If your Bride has chosen a wedding planner, a lot of these will be covered by her. However, for this blog post, let’s assume she is doing it all on her own. In this case, you have a lot of roles to fill. Being in the wedding party is not just a bunch of fun – it is an honor and has responsibilities that go along with it. Here goes…
So, what exactly do you do? Other than “everything the Bride asks,” there are some tasks that you are specifically responsible for:
Very carefully! Patience and forgiveness need to be two virtues with which you are very familiar. As you know well, women start planning their wedding the moment they are born. Your Bride is no exception.
Keep her stress level in mind; she has 5,001 things on her mind and in order for her to get them all done she believes that you are not only able to read her mind, but to anticipate any problems that might get in her way.
If you have been watching any of the popular shows on T.V. featuring “Bridezillas,” you know how bad a Bride can get. I thoroughly believe that most of them need spankings, but I know that even the nicest, most even-tempered Bride can lose it. So what do you do if your Bride’s stress begins to show?
1. Take a deep breath. Not just good for life, but keeps you calm.
2. Tell her that you are there for her in anyway that she might need – then do it!
3. If you have any problems with any of the scheduled events, make sure she knows ahead of time. If you tell her last minute, she’s liable to explode.
4. If she asks for your opinion, then give it. Don’t give it to her if not solicited. The only exception to this is if it concerns something that would really embarrass the Bride. We have all seen decorations that are so bad we feel that we are on candid camera. However, this is not an area that warrants your intervention. Pick your battles!

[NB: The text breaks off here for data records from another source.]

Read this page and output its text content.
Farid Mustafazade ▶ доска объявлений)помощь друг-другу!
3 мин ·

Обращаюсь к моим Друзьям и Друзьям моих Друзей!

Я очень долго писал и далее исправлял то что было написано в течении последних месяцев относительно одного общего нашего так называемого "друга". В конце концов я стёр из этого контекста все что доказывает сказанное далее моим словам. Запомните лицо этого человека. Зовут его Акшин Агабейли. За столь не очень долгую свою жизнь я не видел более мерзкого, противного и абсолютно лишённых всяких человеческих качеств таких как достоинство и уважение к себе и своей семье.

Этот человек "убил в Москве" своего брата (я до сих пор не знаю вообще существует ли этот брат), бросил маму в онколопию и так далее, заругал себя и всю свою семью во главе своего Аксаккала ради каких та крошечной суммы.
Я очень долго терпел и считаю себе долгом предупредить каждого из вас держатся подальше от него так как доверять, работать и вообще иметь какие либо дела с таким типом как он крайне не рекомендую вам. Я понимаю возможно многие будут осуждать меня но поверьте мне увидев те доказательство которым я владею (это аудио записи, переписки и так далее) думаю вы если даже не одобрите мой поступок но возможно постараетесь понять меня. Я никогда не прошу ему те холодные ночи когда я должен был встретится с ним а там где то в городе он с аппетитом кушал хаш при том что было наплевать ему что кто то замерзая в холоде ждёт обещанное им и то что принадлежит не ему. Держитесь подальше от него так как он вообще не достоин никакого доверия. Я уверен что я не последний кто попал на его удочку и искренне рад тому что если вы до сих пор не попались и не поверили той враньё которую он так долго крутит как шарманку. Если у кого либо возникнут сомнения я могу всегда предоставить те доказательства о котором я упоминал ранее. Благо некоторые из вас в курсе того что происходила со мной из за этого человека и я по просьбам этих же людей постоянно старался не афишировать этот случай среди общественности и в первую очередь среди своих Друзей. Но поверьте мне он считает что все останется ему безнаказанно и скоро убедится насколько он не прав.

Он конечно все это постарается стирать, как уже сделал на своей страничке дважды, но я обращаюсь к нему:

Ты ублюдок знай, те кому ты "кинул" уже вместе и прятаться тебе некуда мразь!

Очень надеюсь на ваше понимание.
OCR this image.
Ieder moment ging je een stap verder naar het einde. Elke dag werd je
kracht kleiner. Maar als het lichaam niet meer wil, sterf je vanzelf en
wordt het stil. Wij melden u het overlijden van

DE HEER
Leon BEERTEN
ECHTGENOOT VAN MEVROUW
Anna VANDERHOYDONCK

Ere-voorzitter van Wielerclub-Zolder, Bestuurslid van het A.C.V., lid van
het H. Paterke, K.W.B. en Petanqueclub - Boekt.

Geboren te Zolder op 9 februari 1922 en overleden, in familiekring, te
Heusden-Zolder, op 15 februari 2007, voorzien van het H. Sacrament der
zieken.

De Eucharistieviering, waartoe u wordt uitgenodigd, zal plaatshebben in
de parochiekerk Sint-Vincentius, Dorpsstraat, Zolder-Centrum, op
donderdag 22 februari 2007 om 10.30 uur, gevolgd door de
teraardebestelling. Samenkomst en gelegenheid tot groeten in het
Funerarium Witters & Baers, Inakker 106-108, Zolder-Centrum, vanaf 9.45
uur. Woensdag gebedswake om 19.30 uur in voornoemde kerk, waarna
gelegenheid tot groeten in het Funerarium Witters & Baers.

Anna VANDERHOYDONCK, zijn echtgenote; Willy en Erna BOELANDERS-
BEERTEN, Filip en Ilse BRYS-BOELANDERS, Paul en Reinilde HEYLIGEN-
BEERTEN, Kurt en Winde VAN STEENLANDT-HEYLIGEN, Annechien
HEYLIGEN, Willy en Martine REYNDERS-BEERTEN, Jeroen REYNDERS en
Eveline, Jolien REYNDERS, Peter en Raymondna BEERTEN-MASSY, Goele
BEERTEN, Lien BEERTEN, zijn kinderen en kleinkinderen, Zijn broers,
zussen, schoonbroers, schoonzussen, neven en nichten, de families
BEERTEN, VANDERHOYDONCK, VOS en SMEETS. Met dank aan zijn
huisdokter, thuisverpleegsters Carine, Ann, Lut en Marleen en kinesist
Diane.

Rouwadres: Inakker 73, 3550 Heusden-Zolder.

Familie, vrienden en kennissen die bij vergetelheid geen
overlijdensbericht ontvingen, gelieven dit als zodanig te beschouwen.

5. Sometimes the Bride just needs to vent – or cry. Let her do it. She will feel better when she’s done. Ask her if there is anything you can do to help. If it is something that doesn’t include anything illegal, do it for her. If she says nothing, then take her out for some serious chocolate.
6. Try not to get caught up in family disagreements. Just be there as support and look for ways that might lessen her stress.
7. In case of “Maid of Honor abuse,” you need to determine whether it is bad enough to ruin a friendship. If you walk, or if you confront the Bride on her questionable behavior, there may not only be an ugly scene, but you may never speak again. I am not giving the Bride a free pass here – but it’s something you need to think about very seriously.
Most likely, this will be a wonderful experience that makes you and the Bride closer. A wedding brings families and friends together in a common purpose: to see two people commit to each other for the rest of their lives. Your job is to help the Bride plan this event and prevent her from being committed in another way – to a mental institution.
Remember that this is all in the name of love and friendship and, don’t forget, you can always get her back by having her be your Matron of Honor!